The default settings, while often a good starting point, can sometimes be too sensitive, leading to overfitting of the graph to the underlying embedding.
🛠️ Clean Up Your Graph with Learn_Graph_Control
To gain better control, use the Learn_Graph_Control argument. This lets you tune the complexity and smoothness of the learned trajectory.
Recommended Parameters
R
CDS <- learn_graph(CDS,
use_partition = TRUE,
verbose = FALSE,
learn_graph_control = list(ncenter = 50,
epsilon = 1e-6,
minimal_k = 10,
minimal_branch_len = 15))
Parameter Breakdown
- ncenter: Number of centers for the principal graph. Smaller = simpler graph with fewer branches. Try 30–100 depending on dataset size.

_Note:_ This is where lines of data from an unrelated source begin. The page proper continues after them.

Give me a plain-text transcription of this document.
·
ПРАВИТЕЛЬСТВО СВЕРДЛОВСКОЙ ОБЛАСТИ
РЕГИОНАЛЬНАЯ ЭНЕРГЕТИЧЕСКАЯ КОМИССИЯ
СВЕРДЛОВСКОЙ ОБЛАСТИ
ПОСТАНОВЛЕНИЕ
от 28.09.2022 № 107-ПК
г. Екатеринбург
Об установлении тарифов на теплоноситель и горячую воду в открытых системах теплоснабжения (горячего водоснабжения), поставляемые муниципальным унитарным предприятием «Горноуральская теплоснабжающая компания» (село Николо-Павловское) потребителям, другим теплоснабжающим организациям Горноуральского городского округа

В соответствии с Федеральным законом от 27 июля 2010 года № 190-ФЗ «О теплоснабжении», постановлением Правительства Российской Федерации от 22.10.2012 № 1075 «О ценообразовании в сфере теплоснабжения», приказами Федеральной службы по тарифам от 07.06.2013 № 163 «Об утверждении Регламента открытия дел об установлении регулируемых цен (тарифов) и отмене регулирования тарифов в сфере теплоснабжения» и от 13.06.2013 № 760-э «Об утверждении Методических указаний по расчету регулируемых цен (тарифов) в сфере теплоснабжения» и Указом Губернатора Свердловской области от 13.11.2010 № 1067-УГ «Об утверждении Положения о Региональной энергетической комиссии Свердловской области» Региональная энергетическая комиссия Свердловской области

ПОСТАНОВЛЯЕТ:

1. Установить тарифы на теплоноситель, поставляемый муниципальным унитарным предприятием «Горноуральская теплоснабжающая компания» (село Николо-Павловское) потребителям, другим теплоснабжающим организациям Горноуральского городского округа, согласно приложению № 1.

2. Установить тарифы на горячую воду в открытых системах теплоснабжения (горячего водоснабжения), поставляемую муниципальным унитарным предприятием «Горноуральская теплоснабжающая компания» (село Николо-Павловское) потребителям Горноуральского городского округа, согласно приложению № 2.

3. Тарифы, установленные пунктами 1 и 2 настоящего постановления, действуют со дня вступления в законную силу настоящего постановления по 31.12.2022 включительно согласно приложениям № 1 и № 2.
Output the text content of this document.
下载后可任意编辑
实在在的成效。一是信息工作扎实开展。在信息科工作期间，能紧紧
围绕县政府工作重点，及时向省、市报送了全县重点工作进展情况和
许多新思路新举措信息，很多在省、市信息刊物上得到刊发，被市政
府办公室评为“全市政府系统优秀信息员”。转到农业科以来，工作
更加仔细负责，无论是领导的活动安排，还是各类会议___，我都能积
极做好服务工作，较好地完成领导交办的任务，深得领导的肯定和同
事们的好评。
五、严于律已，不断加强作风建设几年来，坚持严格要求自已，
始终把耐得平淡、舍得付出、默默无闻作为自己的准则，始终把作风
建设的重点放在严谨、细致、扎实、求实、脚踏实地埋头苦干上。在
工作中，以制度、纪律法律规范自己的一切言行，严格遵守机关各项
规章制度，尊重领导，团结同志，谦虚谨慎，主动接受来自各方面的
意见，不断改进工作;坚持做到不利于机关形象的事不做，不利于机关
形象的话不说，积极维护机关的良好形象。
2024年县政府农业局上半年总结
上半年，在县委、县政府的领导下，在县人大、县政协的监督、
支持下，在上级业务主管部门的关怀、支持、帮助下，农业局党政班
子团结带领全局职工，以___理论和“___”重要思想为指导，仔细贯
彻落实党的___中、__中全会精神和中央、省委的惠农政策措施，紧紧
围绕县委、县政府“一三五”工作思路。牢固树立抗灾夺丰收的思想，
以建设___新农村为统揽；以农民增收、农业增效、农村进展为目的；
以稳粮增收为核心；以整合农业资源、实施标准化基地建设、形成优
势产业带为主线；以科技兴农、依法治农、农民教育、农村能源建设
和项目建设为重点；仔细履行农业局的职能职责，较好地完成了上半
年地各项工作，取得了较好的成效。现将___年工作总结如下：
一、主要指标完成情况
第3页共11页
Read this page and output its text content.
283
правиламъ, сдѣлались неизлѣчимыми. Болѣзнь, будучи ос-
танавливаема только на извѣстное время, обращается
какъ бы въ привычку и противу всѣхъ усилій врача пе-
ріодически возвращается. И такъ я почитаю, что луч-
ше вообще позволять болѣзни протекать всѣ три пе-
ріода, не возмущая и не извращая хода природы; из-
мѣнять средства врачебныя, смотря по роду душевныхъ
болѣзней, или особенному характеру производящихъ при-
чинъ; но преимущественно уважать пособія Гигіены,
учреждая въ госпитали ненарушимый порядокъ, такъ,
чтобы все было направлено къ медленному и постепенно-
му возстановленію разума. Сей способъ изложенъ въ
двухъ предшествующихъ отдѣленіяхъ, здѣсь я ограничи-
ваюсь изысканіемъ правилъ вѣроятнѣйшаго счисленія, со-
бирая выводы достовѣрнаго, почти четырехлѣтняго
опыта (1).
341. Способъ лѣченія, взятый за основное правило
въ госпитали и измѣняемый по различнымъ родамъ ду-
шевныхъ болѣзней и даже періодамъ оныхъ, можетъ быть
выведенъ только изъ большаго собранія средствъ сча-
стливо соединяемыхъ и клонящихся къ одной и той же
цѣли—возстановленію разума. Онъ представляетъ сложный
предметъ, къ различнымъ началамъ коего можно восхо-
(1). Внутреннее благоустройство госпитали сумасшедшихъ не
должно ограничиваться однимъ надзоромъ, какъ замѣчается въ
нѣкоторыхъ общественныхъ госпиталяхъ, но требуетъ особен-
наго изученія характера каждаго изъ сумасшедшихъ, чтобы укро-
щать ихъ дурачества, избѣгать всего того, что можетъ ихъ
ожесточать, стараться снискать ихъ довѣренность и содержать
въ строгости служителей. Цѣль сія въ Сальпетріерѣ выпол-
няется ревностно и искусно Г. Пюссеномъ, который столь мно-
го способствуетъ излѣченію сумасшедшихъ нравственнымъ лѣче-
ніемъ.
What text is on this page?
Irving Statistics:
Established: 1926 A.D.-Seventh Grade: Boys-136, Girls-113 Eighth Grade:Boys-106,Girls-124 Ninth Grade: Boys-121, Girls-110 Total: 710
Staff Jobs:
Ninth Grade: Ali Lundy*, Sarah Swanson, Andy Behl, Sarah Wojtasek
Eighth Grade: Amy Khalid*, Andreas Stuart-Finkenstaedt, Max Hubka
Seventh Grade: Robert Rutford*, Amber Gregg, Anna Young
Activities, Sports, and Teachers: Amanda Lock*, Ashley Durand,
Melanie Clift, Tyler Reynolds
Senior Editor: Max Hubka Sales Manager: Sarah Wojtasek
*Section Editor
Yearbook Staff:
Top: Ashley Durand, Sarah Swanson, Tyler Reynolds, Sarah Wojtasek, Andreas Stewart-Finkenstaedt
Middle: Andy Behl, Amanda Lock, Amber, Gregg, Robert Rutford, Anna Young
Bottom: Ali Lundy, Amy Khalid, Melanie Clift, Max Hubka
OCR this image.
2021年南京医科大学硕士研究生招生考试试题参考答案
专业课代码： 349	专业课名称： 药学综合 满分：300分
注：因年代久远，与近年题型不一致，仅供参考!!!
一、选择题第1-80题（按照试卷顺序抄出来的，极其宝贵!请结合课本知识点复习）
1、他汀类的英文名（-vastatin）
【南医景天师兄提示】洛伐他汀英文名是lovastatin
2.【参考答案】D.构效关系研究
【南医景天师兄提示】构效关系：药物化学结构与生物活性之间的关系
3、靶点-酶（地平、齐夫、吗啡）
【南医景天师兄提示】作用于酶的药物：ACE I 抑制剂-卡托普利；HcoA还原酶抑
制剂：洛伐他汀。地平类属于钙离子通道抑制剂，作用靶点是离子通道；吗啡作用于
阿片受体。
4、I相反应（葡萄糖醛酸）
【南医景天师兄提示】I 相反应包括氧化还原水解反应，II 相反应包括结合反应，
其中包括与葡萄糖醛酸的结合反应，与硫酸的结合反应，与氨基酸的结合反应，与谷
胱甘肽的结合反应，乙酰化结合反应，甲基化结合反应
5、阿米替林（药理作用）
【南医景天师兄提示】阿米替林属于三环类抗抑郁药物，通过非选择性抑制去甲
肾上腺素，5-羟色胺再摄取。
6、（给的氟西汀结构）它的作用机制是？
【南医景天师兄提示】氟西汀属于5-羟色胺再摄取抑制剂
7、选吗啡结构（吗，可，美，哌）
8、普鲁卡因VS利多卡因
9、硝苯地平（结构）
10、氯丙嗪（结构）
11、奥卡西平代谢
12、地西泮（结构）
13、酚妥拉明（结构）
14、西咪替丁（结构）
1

- minimal_k: Minimum number of neighbors used in smoothing. Higher = more smoothing, reducing noise.
- minimal_branch_len: Minimum branch length (in UMAP units). Removes tiny loops or “stub” branches that often clutter the trajectory.
Check Your Monocle3 Version
Some of these tuning options may vary depending on your Monocle3 version. Upgrade if needed to ensure compatibility with learn_graph_control. To check:
R
packageVersion("monocle3")
🧼 Still Messy? Check Your UMAP First
Even with proper graph parameters, if your UMAP is noisy, the learned graph will still reflect that noise.
Here’s a simple trick: Increase the min_dist in UMAP to reduce overfitting of local variation. This helps pull apart clusters and reduce spurious proximity between unrelated cell types.
R
CDS <- preprocess_cds(CDS, ...)
CDS <- reduce_dimension(CDS,
reduction_method = "UMAP",
umap.metric = "cosine",
umap.min_dist = 0.4)
✅ Final Thoughts
Monocle3 is a powerful tool, but like any modeling algorithm, it benefits from careful parameter tuning and preprocessing. Messy graphs aren’t necessarily a bug — they often reflect noisy embeddings or overly sensitive defaults.